A bell rang in a distant ward. She shook her head and looked into my eyes.
‘I have never told my parents all of what happened. It is too much to bear.I was only 13 when I had my son. I felt broken but I loved my baby. My family had moved to Kenya by then. We still live with my parents and my son and I, just outside Nairobi. Please please do not judge me harshly! It must be the drugs they’ve given me to dull the pain.’
‘I cannot judge you, Cafe. You are very special to me. You have been through so much. You have been so brave. You’ve brought up your son to be a fine young man who cooks wonderful food. What a journey you have had. How far you have come.
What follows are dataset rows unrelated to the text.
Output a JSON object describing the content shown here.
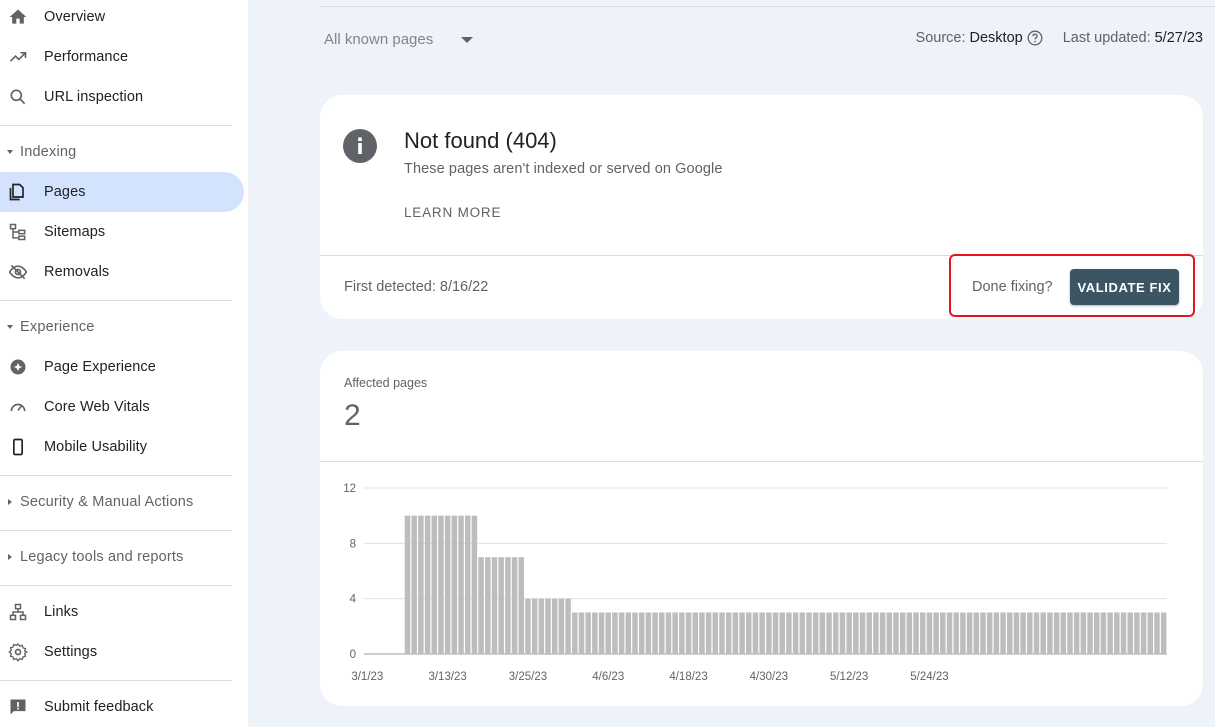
{
  "sidebar": {
    "overview": "Overview",
    "performance": "Performance",
    "url_inspection": "URL inspection",
    "indexing_header": "Indexing",
    "pages": "Pages",
    "sitemaps": "Sitemaps",
    "removals": "Removals",
    "experience_header": "Experience",
    "page_experience": "Page Experience",
    "core_web_vitals": "Core Web Vitals",
    "mobile_usability": "Mobile Usability",
    "security_header": "Security & Manual Actions",
    "legacy_header": "Legacy tools and reports",
    "links": "Links",
    "settings": "Settings",
    "submit_feedback": "Submit feedback"
  },
  "toolbar": {
    "filter_value": "All known pages",
    "source_label": "Source:",
    "source_value": "Desktop",
    "updated_label": "Last updated:",
    "updated_value": "5/27/23"
  },
  "issue": {
    "title": "Not found (404)",
    "subtitle": "These pages aren't indexed or served on Google",
    "learn_more": "LEARN MORE",
    "first_detected": "First detected: 8/16/22",
    "done_fixing": "Done fixing?",
    "validate_fix": "VALIDATE FIX"
  },
  "affected": {
    "label": "Affected pages",
    "value": "2"
  },
  "colors": {
    "accent_active": "#d3e3fd",
    "validate_button": "#3c5563",
    "highlight": "#e8141b",
    "bar": "#bdbdbd"
  },
  "chart_data": {
    "type": "bar",
    "ylim": [
      0,
      12
    ],
    "yticks": [
      "0",
      "4",
      "8",
      "12"
    ],
    "xticks": [
      "3/1/23",
      "3/13/23",
      "3/25/23",
      "4/6/23",
      "4/18/23",
      "4/30/23",
      "5/12/23",
      "5/24/23"
    ],
    "grid": true,
    "series": [
      {
        "values": [
          0,
          0,
          0,
          0,
          0,
          0,
          10,
          10,
          10,
          10,
          10,
          10,
          10,
          10,
          10,
          10,
          10,
          7,
          7,
          7,
          7,
          7,
          7,
          7,
          4,
          4,
          4,
          4,
          4,
          4,
          4,
          3,
          3,
          3,
          3,
          3,
          3,
          3,
          3,
          3,
          3,
          3,
          3,
          3,
          3,
          3,
          3,
          3,
          3,
          3,
          3,
          3,
          3,
          3,
          3,
          3,
          3,
          3,
          3,
          3,
          3,
          3,
          3,
          3,
          3,
          3,
          3,
          3,
          3,
          3,
          3,
          3,
          3,
          3,
          3,
          3,
          3,
          3,
          3,
          3,
          3,
          3,
          3,
          3,
          3,
          3,
          3,
          3,
          3,
          3,
          3,
          3,
          3,
          3,
          3,
          3,
          3,
          3,
          3,
          3,
          3,
          3,
          3,
          3,
          3,
          3,
          3,
          3,
          3,
          3,
          3,
          3,
          3,
          3,
          3,
          3,
          3,
          3,
          3,
          3
        ]
      }
    ]
  }
}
I want you to know that there is someone in my own past that has darkened my soul and made my blood run cold. One day soon I will tell you my story because I want you to know that we share a common bond. Cafe, you have made me feel things again….. things that have been frozen for many years. As soon as you are well we will dance at the U2 again.’
‘I would like that’ we smiled at each other
‘I adopted the name Cafe because when I escaped a French soldier gave me my first coffee and I’ve never looked back.’
‘I ran away partly because I couldn’t bear hearing my name. For reasons I will share with you soon, I promise.’
As the moon rises Uziel whispers his name into her ear and puts a finger up to his lips.
‘Do not tell a soul. For now it’s a secret we share.’
She nods. ‘Our secret’
We make our way into the hospital wing.
In the garden the shadows lengthen into darkness. Fireflies flash in the grasslands beyond the wall.